13 de set. de 2019

Como Franz Kafka pode contribuir com o Direito contemporâneo?

“Tudo o que não é literatura me aborrece”. Essa frase, uma de suas mais famosas, demonstra a obstinação do escritor tcheco Franz Kafka pela literatura.

Esse afinco, que o acompanhou até os últimos dias de vida, fora determinante para que viesse a se situar como um dos literatas mais lidos da literatura alemã moderna, o que, em alguma medida, é surpreendente, já que quando morrera, um mês antes de completar 41 anos, em decorrência de uma tuberculose pulmonar que o atormentara desde os 34, era um autor quase desconhecido. Certo é que Kafka, ao se valer de um narrador não consciente ou insciente, que tanto sabe como o personagem e o leitor, leva este último à reflexão sobre o universo alienado em que todos vivemos.[1]

Embora se pense, a priori, que o literata tenha sido um forjador de mitos ou simbolista, sendo sua ficção pautada por um mundo sobrenatural ou místico, o escritor, na verdade, costumava escrever a partir da experiência, sendo a realidade seu objeto, o que levou Modesto, inclusive, a descrevê-lo como sendo um fabulador realista.
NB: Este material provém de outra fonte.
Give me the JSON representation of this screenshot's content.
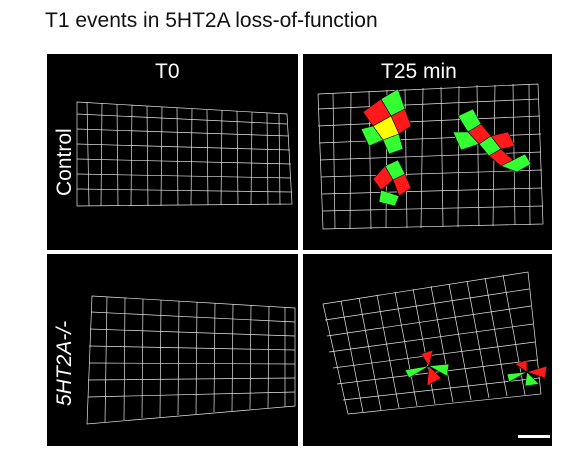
{
  "figure": {
    "title": "T1 events in 5HT2A loss-of-function",
    "columns": [
      "T0",
      "T25 min"
    ],
    "rows": [
      "Control",
      "5HT2A-/-"
    ]
  },
  "colors": {
    "background": "#000000",
    "cell_outline": "#e6e6e6",
    "t1_red": "#ff1a1a",
    "t1_green": "#33ff33",
    "t1_yellow": "#ffff00"
  },
  "scale_bar": {
    "present": true
  }
}
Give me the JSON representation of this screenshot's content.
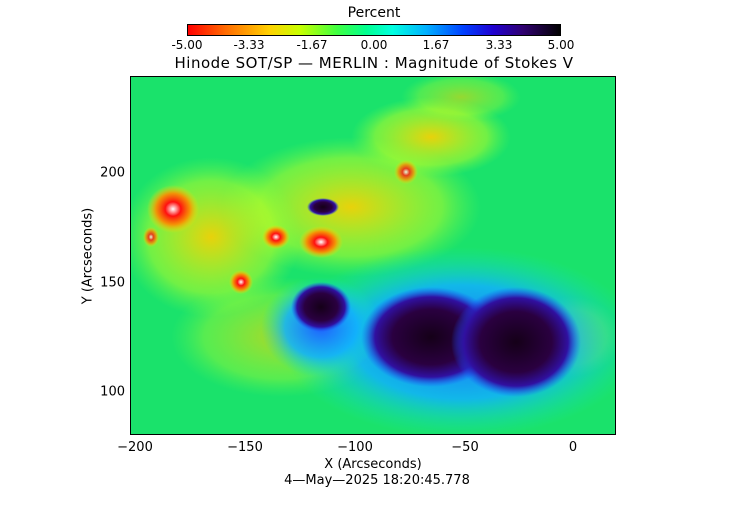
{
  "colorbar": {
    "title": "Percent",
    "tick_labels": [
      "-5.00",
      "-3.33",
      "-1.67",
      "0.00",
      "1.67",
      "3.33",
      "5.00"
    ],
    "min": -5.0,
    "max": 5.0
  },
  "plot": {
    "title": "Hinode SOT/SP — MERLIN : Magnitude of Stokes V",
    "x_label": "X (Arcseconds)",
    "y_label": "Y (Arcseconds)",
    "x_ticks": [
      "−200",
      "−150",
      "−100",
      "−50",
      "0"
    ],
    "y_ticks": [
      "200",
      "150",
      "100"
    ],
    "x_range": [
      -201,
      20
    ],
    "y_range": [
      80,
      243
    ]
  },
  "timestamp": "4—May—2025 18:20:45.778",
  "colors": {
    "background_field": "#1ae26b",
    "positive_dark": "#1a0020",
    "negative_red": "#ff1010"
  }
}
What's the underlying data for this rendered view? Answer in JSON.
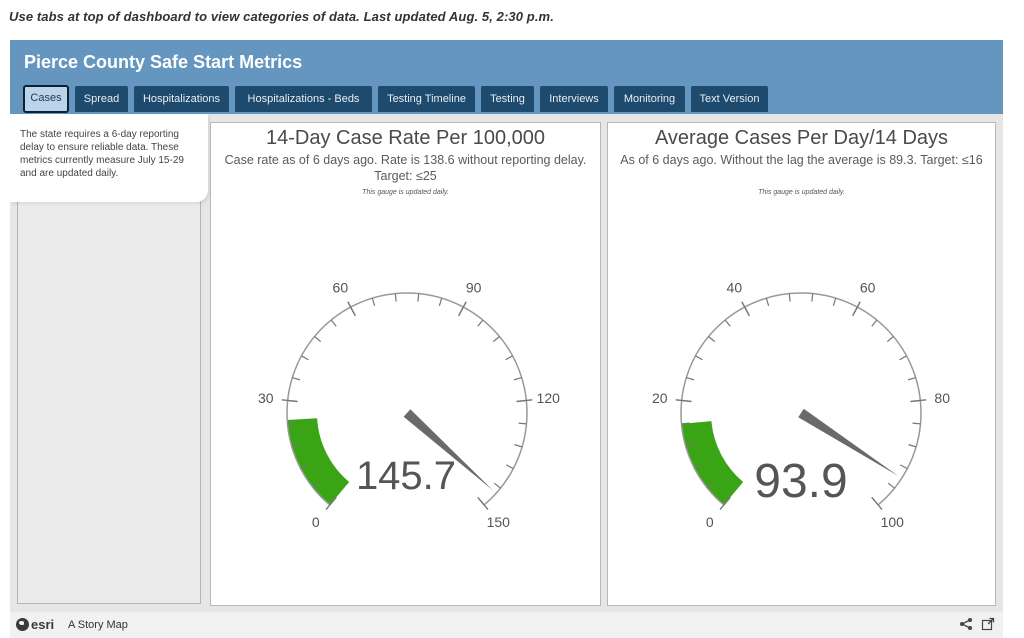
{
  "top_note": "Use tabs at top of dashboard to view categories of data. Last updated Aug. 5, 2:30 p.m.",
  "header": {
    "title": "Pierce County Safe Start Metrics"
  },
  "tabs": [
    {
      "label": "Cases",
      "active": true
    },
    {
      "label": "Spread"
    },
    {
      "label": "Hospitalizations"
    },
    {
      "label": "Hospitalizations - Beds"
    },
    {
      "label": "Testing Timeline"
    },
    {
      "label": "Testing"
    },
    {
      "label": "Interviews"
    },
    {
      "label": "Monitoring"
    },
    {
      "label": "Text Version"
    }
  ],
  "sidebar": {
    "note": "The state requires a 6-day reporting delay to ensure reliable data. These metrics currently measure July 15-29 and are updated daily."
  },
  "cards": [
    {
      "title": "14-Day Case Rate Per 100,000",
      "subtitle": "Case rate as of 6 days ago.  Rate is 138.6 without reporting delay. Target: ≤25",
      "note": "This gauge is updated daily."
    },
    {
      "title": "Average Cases Per Day/14 Days",
      "subtitle": "As of 6 days ago. Without the lag the average is 89.3. Target: ≤16",
      "note": "This gauge is updated daily."
    }
  ],
  "gauges": [
    {
      "min": 0,
      "max": 150,
      "value": 145.7,
      "value_label": "145.7",
      "target": 25,
      "major_labels": [
        "0",
        "30",
        "60",
        "90",
        "120",
        "150"
      ],
      "major_values": [
        0,
        30,
        60,
        90,
        120,
        150
      ],
      "minor_step": 6,
      "fill_color": "#3aa514",
      "needle_color": "#6a6a6a"
    },
    {
      "min": 0,
      "max": 100,
      "value": 93.9,
      "value_label": "93.9",
      "target": 16,
      "major_labels": [
        "0",
        "20",
        "40",
        "60",
        "80",
        "100"
      ],
      "major_values": [
        0,
        20,
        40,
        60,
        80,
        100
      ],
      "minor_step": 4,
      "fill_color": "#3aa514",
      "needle_color": "#6a6a6a"
    }
  ],
  "footer": {
    "brand": "esri",
    "label": "A Story Map",
    "icons": [
      "share-icon",
      "external-link-icon"
    ]
  }
}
Se, porém, aparentemente, tenha-se a impressão de que seja sua arte “metafísica”, como aduz Adorno, a culpa não parece ser dela, mas sim do universo de onde ela se deriva. Com efeito, o estranhamento dos escritos de Kafka e o seu método para nos conscientizar da alienação não é, como parecer ser, um truque ou estilística, mas, ao contrário, um fenômeno do mundo moderno, que fica encoberto pela vida cotidiana, mas que se desencobre pela escrita kafkiana. Talvez, não por outro motivo, Anders disse outrora que “o espantoso, em Kafka, é que o espantoso não espanta ninguém”; e que “o mais inquietante é que não são os objetos nem as ocorrências como tais, mas o fato de que seus personagens reagem a eles descontraidamente, como se estivessem diante de objetos e acontecimentos normais”.[2]

Embora formado em Direito, Kafka não escrevia diretamente para juristas, o que não o impede de contribuir para uma compreensão mais crítica da ciência jurídica, sobretudo no que se refere à realidade pela qual o Direito objetiva regular.

 Em tempos atuais, premissas consideradas como absolutas até não muito tempo passam a ser questionadas, chegando, em casos mais radicais, a serem rejeitadas por completo. Como exemplo, tem-se as discussões sobre o aspecto físico e a rejeição do formato esférico da Terra, a eficácia das vacinas, a ideologia política associada ao Partido Nazista, o aquecimento global e a própria credibilidade dos estudiosos e especialistas, encontradas sem muito esforço no âmbito das mídias sociais.